Britain Remade responds to the 2024 Spring Budget
Responding to the Spring Budget, Sam Richards, founder and campaign director for pro-growth campaign group Britain Remade, said:
“With the economy stagnating, productivity sluggish and growth elusive the Spring Budget was an opportunity for the Chancellor to pull every lever available to fire up the British economy, unfortunately this Budget falls far short of what is needed when it comes to building the economy boosting homes Britain needs.
“Britain Remade’s analysis shows that by building the 300,000 homes, and doing so where housing costs are the highest, would not only mean young people could get on the housing ladder, it would significantly grow the economy by up to £22.5 billion.
“This housebuilding boom would increase the Treasury’s firepower by over £13 billion, support 132,000 construction jobs along with 79,000 in the supply-chain and cut the housing benefit bill by nearly £800 million.
“With the dream of home ownership now out of reach for millions of young people, Jeremy Hunt and the prime minister need to recognise that building the homes we need is a win for young people and a win for the economy.

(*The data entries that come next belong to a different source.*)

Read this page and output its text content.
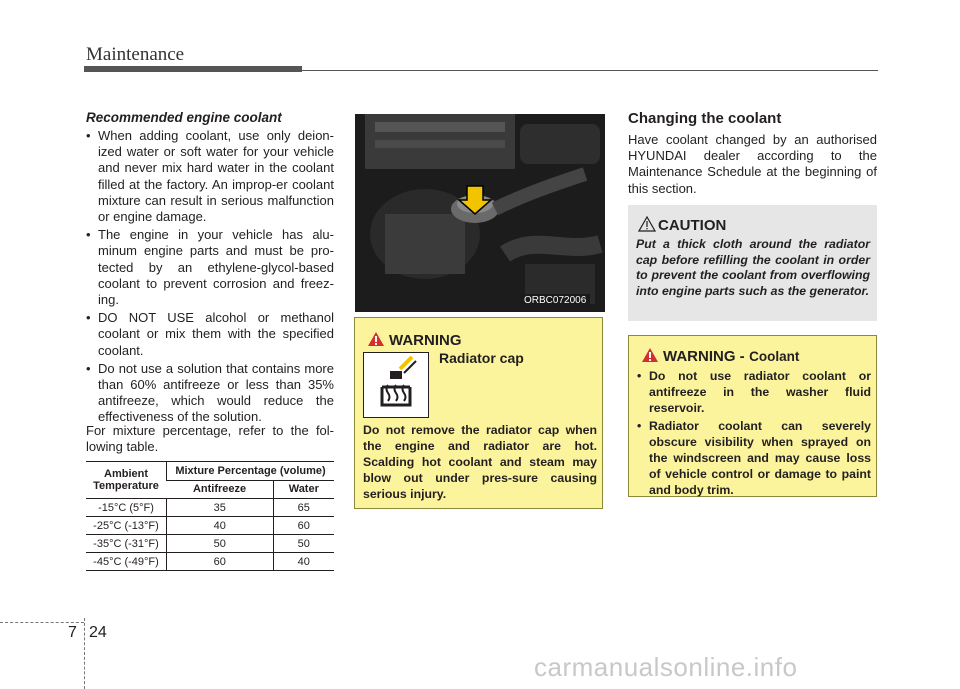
Maintenance
Recommended engine coolant
• When adding coolant, use only deion-ized water or soft water for your vehicle and never mix hard water in the coolant filled at the factory. An improp-er coolant mixture can result in serious malfunction or engine damage.
• The engine in your vehicle has alu-minum engine parts and must be pro-tected by an ethylene-glycol-based coolant to prevent corrosion and freez-ing.
• DO NOT USE alcohol or methanol coolant or mix them with the specified coolant.
• Do not use a solution that contains more than 60% antifreeze or less than 35% antifreeze, which would reduce the effectiveness of the solution.
For mixture percentage, refer to the fol-lowing table.
Ambient Temperature	Mixture Percentage (volume)	
	Antifreeze	Water
-15°C (5°F)	35	65
-25°C (-13°F)	40	60
-35°C (-31°F)	50	50
-45°C (-49°F)	60	40
ORBC072006
WARNING
Radiator cap
Do not remove the radiator cap when the engine and radiator are hot. Scalding hot coolant and steam may blow out under pres-sure causing serious injury.
Changing the coolant
Have coolant changed by an authorised HYUNDAI dealer according to the Maintenance Schedule at the beginning of this section.
CAUTION
Put a thick cloth around the radiator cap before refilling the coolant in order to prevent the coolant from overflowing into engine parts such as the generator.
WARNING - Coolant
• Do not use radiator coolant or antifreeze in the washer fluid reservoir.
• Radiator coolant can severely obscure visibility when sprayed on the windscreen and may cause loss of vehicle control or damage to paint and body trim.
7 24
carmanualsonline.info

“At the same time, we know that a productive economy needs cheap, clean energy abundance. The news that the government has reached agreement with Hitachi to buy the Wylfa site on Ynys Môn is excellent news and will hopefully now unlock the site and ensure new nuclear can be delivered on the island as quickly as possible”
"However there is still more red tape that needs removing to get building new onshore wind, new offshore wind, new solar, and new nuclear at far quicker rates than we currently do. This would make businesses more competitive and bring down household bills. The Chancellor’s silence today on the red tape holding back clean energy deployment was regrettable.”